I grunt, chopping down the hardwood. When I finish, I wipe my brow, seeing Pine come around the bend, a book in hand. All our lives I’ve been labeled the brawn, he’s the brains. And I don’t mind and neither does he. There isn’t a single thing we don’t seem to agree on and it’s why we’re such good friends.

“I’m headed to the lake, wanna come?” he asks.

I nod, resting the axe against the stump. “Did you pack any food?” I ask, eying his backpack.

“Yeah, wanna sandwich?” He knows my answer before I say a damn thing. He pulls out a hoagie and I eat as we walk on the trail toward the lake. We have a dock and a boat, and now that the weather is warmer, most nights I come out here and fish. Pine usually stays back and uses the dry sauna. We get along, but we still like our space.

I finish the sandwich and pull off my flannel shirt, then shrug off my pants. I run down the dock and jump into the lake with a cannonball, not waiting to see if Pine is following.

When I come up for air, I see Pine diving in, headfirst, after me.

It’s refreshing as all get out, and I ask Pine about his morning.

“I finished the book proposal,” he says.

“Finally,” I joke.

“You still planning on taking the trip next month?” he asks.

I nod. “Yep, it’s a ten-day hike in the Olympics. Should be a good group from a start-up in Seattle.”

I take people on hiking trips for a living. It works out nice, gives Pine and me a bit of breathing room from one another, and when he leaves on his book tours or for signings, I get the cabin to myself. It all works out.

We’re doing lazy backstrokes, feeling on the top of the damn world, when we hear a cry. It’s a woman’s cry, from further down the shore.

“Help!” she shrieks. “Help me!”

Birdie

Everything that could go wrong has. And now I am in the lake, struggling to stay above water.

“Help!” I cry again, wishing I had jumped in my stepdad Hank’s truck and hightailed it out of town instead of running from his run-down house and jumping into the small boat in the lake.

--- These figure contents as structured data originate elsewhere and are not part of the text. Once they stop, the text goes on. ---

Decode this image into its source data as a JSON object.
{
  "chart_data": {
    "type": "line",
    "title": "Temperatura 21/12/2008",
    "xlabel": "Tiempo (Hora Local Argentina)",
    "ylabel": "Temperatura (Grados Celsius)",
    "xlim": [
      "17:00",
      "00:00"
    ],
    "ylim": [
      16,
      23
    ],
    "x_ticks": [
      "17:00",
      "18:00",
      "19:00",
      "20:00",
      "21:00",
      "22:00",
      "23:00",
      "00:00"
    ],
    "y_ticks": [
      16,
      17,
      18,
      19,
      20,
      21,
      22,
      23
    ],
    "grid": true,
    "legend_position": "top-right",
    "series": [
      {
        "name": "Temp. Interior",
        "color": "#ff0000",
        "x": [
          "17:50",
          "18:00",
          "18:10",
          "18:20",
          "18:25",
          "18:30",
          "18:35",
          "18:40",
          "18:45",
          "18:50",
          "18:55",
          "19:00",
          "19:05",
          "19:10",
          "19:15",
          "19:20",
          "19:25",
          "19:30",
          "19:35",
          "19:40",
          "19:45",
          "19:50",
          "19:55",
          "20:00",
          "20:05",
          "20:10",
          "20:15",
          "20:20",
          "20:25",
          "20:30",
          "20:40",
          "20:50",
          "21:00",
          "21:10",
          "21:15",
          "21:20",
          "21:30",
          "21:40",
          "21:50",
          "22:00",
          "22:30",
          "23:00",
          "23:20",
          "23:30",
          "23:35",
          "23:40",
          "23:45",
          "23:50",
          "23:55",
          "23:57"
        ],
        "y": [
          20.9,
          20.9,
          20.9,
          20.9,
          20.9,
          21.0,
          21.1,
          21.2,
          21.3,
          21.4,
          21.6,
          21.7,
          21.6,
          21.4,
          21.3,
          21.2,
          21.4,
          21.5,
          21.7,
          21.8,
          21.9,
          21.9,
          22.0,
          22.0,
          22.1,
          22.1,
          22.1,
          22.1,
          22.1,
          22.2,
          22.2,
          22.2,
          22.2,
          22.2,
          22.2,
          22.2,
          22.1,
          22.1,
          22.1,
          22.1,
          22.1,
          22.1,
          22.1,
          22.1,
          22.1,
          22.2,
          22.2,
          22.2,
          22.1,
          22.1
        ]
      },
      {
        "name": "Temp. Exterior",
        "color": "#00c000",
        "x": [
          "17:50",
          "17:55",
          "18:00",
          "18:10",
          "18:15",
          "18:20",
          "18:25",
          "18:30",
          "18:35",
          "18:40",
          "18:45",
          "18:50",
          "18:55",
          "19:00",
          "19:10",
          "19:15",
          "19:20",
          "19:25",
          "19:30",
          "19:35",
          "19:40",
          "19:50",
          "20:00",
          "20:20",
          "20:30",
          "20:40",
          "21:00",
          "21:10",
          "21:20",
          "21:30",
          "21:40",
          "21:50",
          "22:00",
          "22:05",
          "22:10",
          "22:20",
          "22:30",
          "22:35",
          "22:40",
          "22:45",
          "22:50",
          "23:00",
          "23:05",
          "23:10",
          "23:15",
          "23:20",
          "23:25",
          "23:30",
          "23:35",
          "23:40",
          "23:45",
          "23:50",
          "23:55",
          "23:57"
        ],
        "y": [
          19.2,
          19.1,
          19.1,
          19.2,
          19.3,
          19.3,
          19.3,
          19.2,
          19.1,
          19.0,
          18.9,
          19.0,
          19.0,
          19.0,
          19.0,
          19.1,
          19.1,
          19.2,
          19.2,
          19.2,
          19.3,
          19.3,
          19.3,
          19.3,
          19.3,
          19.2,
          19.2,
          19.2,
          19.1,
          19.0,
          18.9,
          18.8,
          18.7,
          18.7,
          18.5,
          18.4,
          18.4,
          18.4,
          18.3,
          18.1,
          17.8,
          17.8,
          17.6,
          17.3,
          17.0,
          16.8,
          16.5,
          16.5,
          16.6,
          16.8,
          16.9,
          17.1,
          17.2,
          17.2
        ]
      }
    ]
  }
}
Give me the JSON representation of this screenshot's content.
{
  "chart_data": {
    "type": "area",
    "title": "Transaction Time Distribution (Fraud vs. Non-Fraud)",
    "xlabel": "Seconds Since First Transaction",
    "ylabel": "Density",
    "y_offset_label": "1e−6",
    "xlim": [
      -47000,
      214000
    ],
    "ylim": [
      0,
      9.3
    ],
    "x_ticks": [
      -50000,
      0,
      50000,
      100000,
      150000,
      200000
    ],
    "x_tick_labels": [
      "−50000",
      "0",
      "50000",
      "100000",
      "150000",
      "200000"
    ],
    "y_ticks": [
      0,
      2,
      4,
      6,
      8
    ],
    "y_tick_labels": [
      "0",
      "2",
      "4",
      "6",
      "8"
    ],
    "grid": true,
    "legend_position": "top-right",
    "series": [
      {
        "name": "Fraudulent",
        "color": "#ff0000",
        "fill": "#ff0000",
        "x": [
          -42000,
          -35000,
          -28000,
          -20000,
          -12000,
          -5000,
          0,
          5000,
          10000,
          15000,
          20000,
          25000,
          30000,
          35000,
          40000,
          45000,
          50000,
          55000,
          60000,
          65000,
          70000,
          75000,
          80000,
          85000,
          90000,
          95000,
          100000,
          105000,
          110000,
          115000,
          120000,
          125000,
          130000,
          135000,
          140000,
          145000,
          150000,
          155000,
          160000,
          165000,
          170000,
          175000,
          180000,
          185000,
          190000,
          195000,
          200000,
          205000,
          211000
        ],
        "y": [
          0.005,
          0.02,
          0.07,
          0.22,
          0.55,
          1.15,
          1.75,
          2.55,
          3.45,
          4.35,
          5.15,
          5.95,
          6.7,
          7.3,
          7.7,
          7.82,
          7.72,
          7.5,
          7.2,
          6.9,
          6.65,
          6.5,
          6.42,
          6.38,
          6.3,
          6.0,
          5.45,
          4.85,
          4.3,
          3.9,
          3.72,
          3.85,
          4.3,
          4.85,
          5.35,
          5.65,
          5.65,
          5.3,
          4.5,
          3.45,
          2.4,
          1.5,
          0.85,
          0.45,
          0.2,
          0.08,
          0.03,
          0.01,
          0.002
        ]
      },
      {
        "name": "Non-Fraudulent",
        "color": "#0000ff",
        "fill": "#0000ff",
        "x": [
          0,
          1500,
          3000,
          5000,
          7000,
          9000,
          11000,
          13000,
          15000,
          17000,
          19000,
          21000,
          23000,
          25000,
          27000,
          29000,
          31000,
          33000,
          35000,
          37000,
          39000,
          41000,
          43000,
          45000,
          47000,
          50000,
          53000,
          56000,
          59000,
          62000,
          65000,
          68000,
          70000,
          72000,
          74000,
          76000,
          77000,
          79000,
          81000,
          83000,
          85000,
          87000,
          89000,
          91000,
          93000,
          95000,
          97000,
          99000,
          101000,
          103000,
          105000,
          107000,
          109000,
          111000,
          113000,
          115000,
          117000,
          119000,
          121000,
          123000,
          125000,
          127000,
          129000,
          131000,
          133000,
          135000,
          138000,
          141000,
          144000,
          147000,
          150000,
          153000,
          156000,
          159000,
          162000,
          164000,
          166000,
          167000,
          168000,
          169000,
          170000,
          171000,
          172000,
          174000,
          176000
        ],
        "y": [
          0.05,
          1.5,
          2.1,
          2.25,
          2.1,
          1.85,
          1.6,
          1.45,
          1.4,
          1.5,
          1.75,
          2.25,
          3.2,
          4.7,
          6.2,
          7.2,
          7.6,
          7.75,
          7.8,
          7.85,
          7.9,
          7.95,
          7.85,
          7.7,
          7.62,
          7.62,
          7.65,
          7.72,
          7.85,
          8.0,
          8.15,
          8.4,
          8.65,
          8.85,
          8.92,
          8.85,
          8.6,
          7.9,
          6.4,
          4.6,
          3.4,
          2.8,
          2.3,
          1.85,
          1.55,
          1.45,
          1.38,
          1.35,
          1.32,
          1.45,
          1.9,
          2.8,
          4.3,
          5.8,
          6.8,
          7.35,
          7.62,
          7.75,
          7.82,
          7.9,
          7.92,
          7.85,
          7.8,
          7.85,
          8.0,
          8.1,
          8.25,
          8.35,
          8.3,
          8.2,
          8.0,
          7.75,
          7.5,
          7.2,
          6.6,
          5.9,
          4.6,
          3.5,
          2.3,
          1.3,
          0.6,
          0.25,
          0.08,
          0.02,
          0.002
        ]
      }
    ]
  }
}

I wasn’t thinking straight. I was thinking of one thing alone — get the hell away from the man who has tormented me for so long. I didn’t realize this boat has been left unused because there is a hole in the bottom of it.

The water started rising, and the boat sank deeper and deeper. I held onto the oar as the boat went underwater, and then I started swimming.

But I didn’t swim back toward the old shack. I started swimming across the lake to the place where I’ve seen smoke rising from a chimney. Someone is out here. And maybe it’s someone who can help me get away.

I should have left a long time ago.

But now none of that matters. All that matters is the fact I am not a strong swimmer and even though the shore is within sight, I’m not sure I can make it in time. My arms are exhausted and I can’t hold up my head.

“We’re coming,” a man’s voice shouts, cutting through my terror. I gasp, water entering my lungs. “We’re almost there!”

Two men swim up to me as my eyes close, as I sink beneath the ice-cold mountain lake water.

But I don’t sink to the bottom… no. They lift me up. They have a hold on me.